Congratulation to the holiday

Lag B'Omer

from 18-05-2022

Lag B'Omer is a holiday celebrated on the 33rd day of the Counting of the Omer. The Omer is a specific interval of time between two other Jewish holidays – Pesach and Shavuot. The counting of the omer begins on the day after Pesach, when a sheaf of barley was sacrificed to the Temple in Jerusalem and ends the day before Shavuot, when a sheaf of wheat was brought to the Temple. The Omer lasts for seven weeks. This year, Lag B'omer falls on May 18th.
The tradition of celebrating Lag B'Omer dates back to the Middle Ages, to the era of the spread of the mystical teachings of Kabbalah. The Bible does not mention this holiday. During this period, many laws were in force, reminiscent of the laws of Jewish mourning. The Talmudic tradition associated this with historical events: under the anti-Roman revolt of Bar Kokhba in the middle of the II century AD many Jews suffered from the plague, which hit the rebels during the Omer period. On the 33rd day of the Omer, the plague stopped, so all mourning restrictions were traditionally lifted on Lag B'Omer. Many weddings were held on this day, classes in heders and yeshivas were canceled, and children went to the forests with their teachers to shoot homemade bows, playing out the battles between the Romans and the Jewish rebels. In Israel, this day is still associated with picnics, barbecues, and field trips, where children bake potatoes in the ashes of a fire.
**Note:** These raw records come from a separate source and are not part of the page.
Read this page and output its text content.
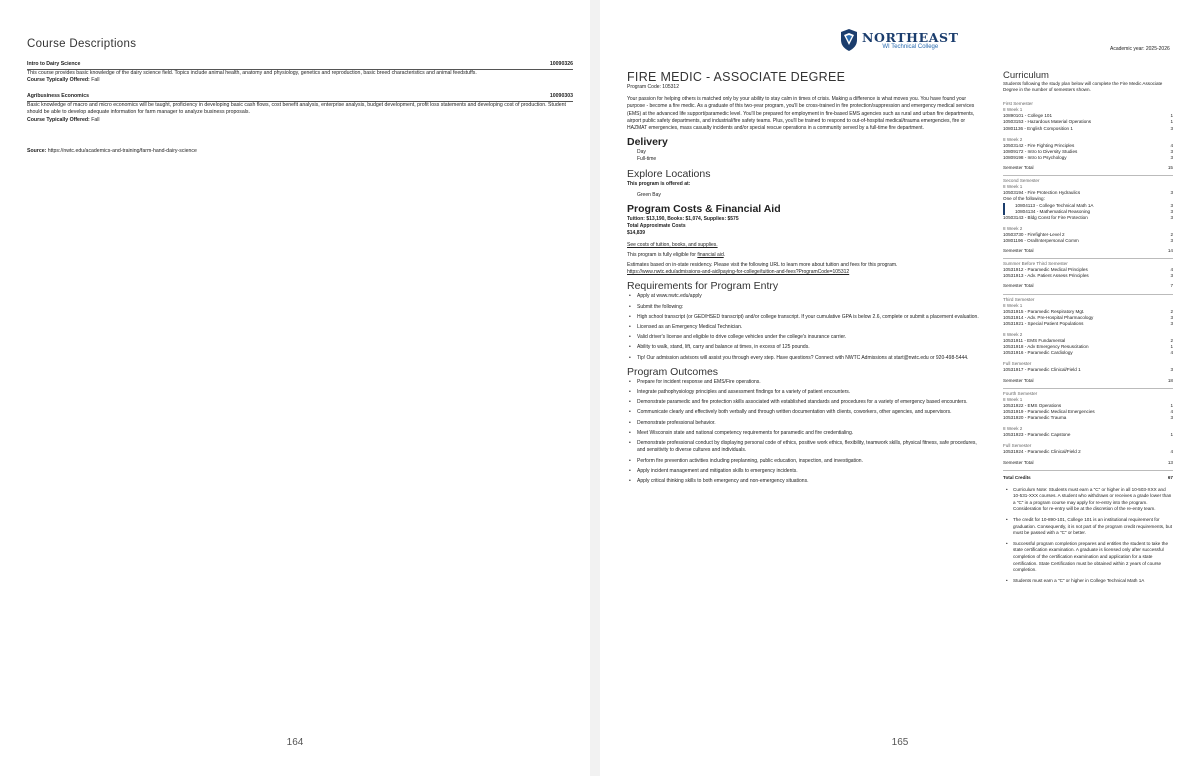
Course Descriptions
Intro to Dairy Science	10090326
This course provides basic knowledge of the dairy science field. Topics include animal health, anatomy and physiology, genetics and reproduction, basic breed characteristics and animal feedstuffs.
Course Typically Offered: Fall
Agribusiness Economics	10090303
Basic knowledge of macro and micro economics will be taught, proficiency in developing basic cash flows, cost benefit analysis, enterprise analysis, budget development, profit loss statements and developing cost of production. Student should be able to develop adequate information for farm manager to analyze business proposals.
Course Typically Offered: Fall
Source: https://nwtc.edu/academics-and-training/farm-hand-dairy-science
164
NORTHEAST
WI Technical College	Academic year: 2025-2026
FIRE MEDIC - ASSOCIATE DEGREE
Program Code: 105312

Your passion for helping others is matched only by your ability to stay calm in times of crisis. Making a difference is what moves you. You have found your purpose - become a fire medic. As a graduate of this two-year program, you'll be cross-trained in fire protection/suppression and emergency medical services (EMS) at the advanced life support/paramedic level. You'll be prepared for employment in fire-based EMS agencies such as rural and urban fire departments, airport public safety departments, and industrial/fire safety teams. Plus, you'll be trained to respond to out-of-hospital medical/trauma emergencies, fire or HAZMAT emergencies, mass casualty incidents and/or special rescue operations in a community served by a full-time fire department.

Delivery
Day
Full-time
Explore Locations
This program is offered at:
Green Bay
Program Costs & Financial Aid
Tuition: $13,190, Books: $1,074, Supplies: $575
Total Approximate Costs
$14,839

See costs of tuition, books, and supplies.

This program is fully eligible for financial aid.

Estimates based on in-state residency. Please visit the following URL to learn more about tuition and fees for this program.
https://www.nwtc.edu/admissions-and-aid/paying-for-college/tuition-and-fees?ProgramCode=105312

Requirements for Program Entry
• Apply at www.nwtc.edu/apply
• Submit the following:
• High school transcript (or GED/HSED transcript) and/or college transcript. If your cumulative GPA is below 2.6, complete or submit a placement evaluation.
• Licensed as an Emergency Medical Technician.
• Valid driver's license and eligible to drive college vehicles under the college's insurance carrier.
• Ability to walk, stand, lift, carry and balance at times, in excess of 125 pounds.
• Tip! Our admission advisors will assist you through every step. Have questions? Connect with NWTC Admissions at start@nwtc.edu or 920-498-5444.
Program Outcomes
• Prepare for incident response and EMS/Fire operations.
• Integrate pathophysiology principles and assessment findings for a variety of patient encounters.
• Demonstrate paramedic and fire protection skills associated with established standards and procedures for a variety of emergency based encounters.
• Communicate clearly and effectively both verbally and through written documentation with clients, coworkers, other agencies, and supervisors.
• Demonstrate professional behavior.
• Meet Wisconsin state and national competency requirements for paramedic and fire credentialing.
• Demonstrate professional conduct by displaying personal code of ethics, positive work ethics, flexibility, teamwork skills, physical fitness, safe procedures, and sensitivity to diverse cultures and individuals.
• Perform fire prevention activities including preplanning, public education, inspection, and investigation.
• Apply incident management and mitigation skills to emergency incidents.
• Apply critical thinking skills to both emergency and non-emergency situations.
Curriculum
Students following the study plan below will complete the Fire Medic Associate Degree in the number of semesters shown.
First Semester
8 Week 1
10890101 - College 101	1
10503153 - Hazardous Material Operations	1
10801136 - English Composition 1	3
8 Week 2
10503142 - Fire Fighting Principles	4
10809172 - Intro to Diversity Studies	3
10809198 - Intro to Psychology	3
Semester Total	15
Second Semester
8 Week 1
10503194 - Fire Protection Hydraulics	3
One of the following:
10804113 - College Technical Math 1A	3
10804134 - Mathematical Reasoning	3
10503143 - Bldg Const for Fire Protection	3
8 Week 2
10503730 - Firefighter-Level 2	2
10801196 - Oral/Interpersonal Comm	3
Semester Total	14
Summer Before Third Semester
10531912 - Paramedic Medical Principles	4
10531913 - Adv. Patient Assess Principles	3
Semester Total	7
Third Semester
8 Week 1
10531915 - Paramedic Respiratory Mgt.	2
10531914 - Adv. Pre-Hospital Pharmacology	3
10531921 - Special Patient Populations	3
8 Week 2
10531911 - EMS Fundamental	2
10531918 - Adv Emergency Resuscitation	1
10531916 - Paramedic Cardiology	4
Full Semester
10531917 - Paramedic Clinical/Field 1	3
Semester Total	18
Fourth Semester
8 Week 1
10531922 - EMS Operations	1
10531919 - Paramedic Medical Emergencies	4
10531920 - Paramedic Trauma	3
8 Week 2
10531923 - Paramedic Capstone	1
Full Semester
10531924 - Paramedic Clinical/Field 2	4
Semester Total	13
Total Credits	67
• Curriculum Note: Students must earn a "C" or higher in all 10-503-XXX and 10-531-XXX courses. A student who withdraws or receives a grade lower than a "C" in a program course may apply for re-entry into the program. Consideration for re-entry will be at the discretion of the re-entry team.
• The credit for 10-890-101, College 101 is an institutional requirement for graduation. Consequently, it is not part of the program credit requirements, but must be passed with a "C" or better.
• Successful program completion prepares and entitles the student to take the state certification examination. A graduate is licensed only after successful completion of the certification examination and application for a state certification. State Certification must be obtained within 2 years of course completion.
• Students must earn a "C" or higher in College Technical Math 1A
165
Congratulation to the holiday

Lag B'Omer

from 18-05-2022

The holiday has a rather intricate history associated with the names of many interesting personalities – Rabbi Akiva, Shimon bar Yochai and, of course, Bar Kochba.
In Jewish sources, the rebel and national leader Shimon, nicknamed Bar-Kokhba (“son of the star”), is described ambiguously. Rabbi Akiva considered him the Messiah, who came to liberate the land of Israel from Roman rule, other sages reproached Bar-Kokhba for excessive cruelty and blamed Rabbi Akiva for hasty conclusions. According to the sources, Bar Kokhba did not come from a noble family and was not rich, but he possessed extraordinary physical strength. He managed to unite enough rebels around himself to force the Roman authorities to transfer armed legions from other provinces to the Land of Israel. The immediate cause of the uprising is thought to be the Roman decree of 129: a plan to build a pagan city with a temple to Jupiter on the site of Jerusalem. It is not known whether Bar Kochba's army succeeded in occupying Jerusalem, but on the rebels' territory and in their military camps a certain emphasis was made upon observing the Jewish commandments, such as keeping the Sabbath and Shmita years.
The uprising lasted for about three and a half years, but the followers of Bar Kochba could not compete with the arriving Roman legions. The last stronghold of the rebels was the Beitar fortress in the Judean mountains. As a result of the Roman retaliatory operation, not only it but also several hundred Jewish settlements were razed to the ground. However, the Roman side also suffered heavy losses. Therefore, on the holiday of Lag B'Omer, it is customary to remember the heroism of the Jewish rebels.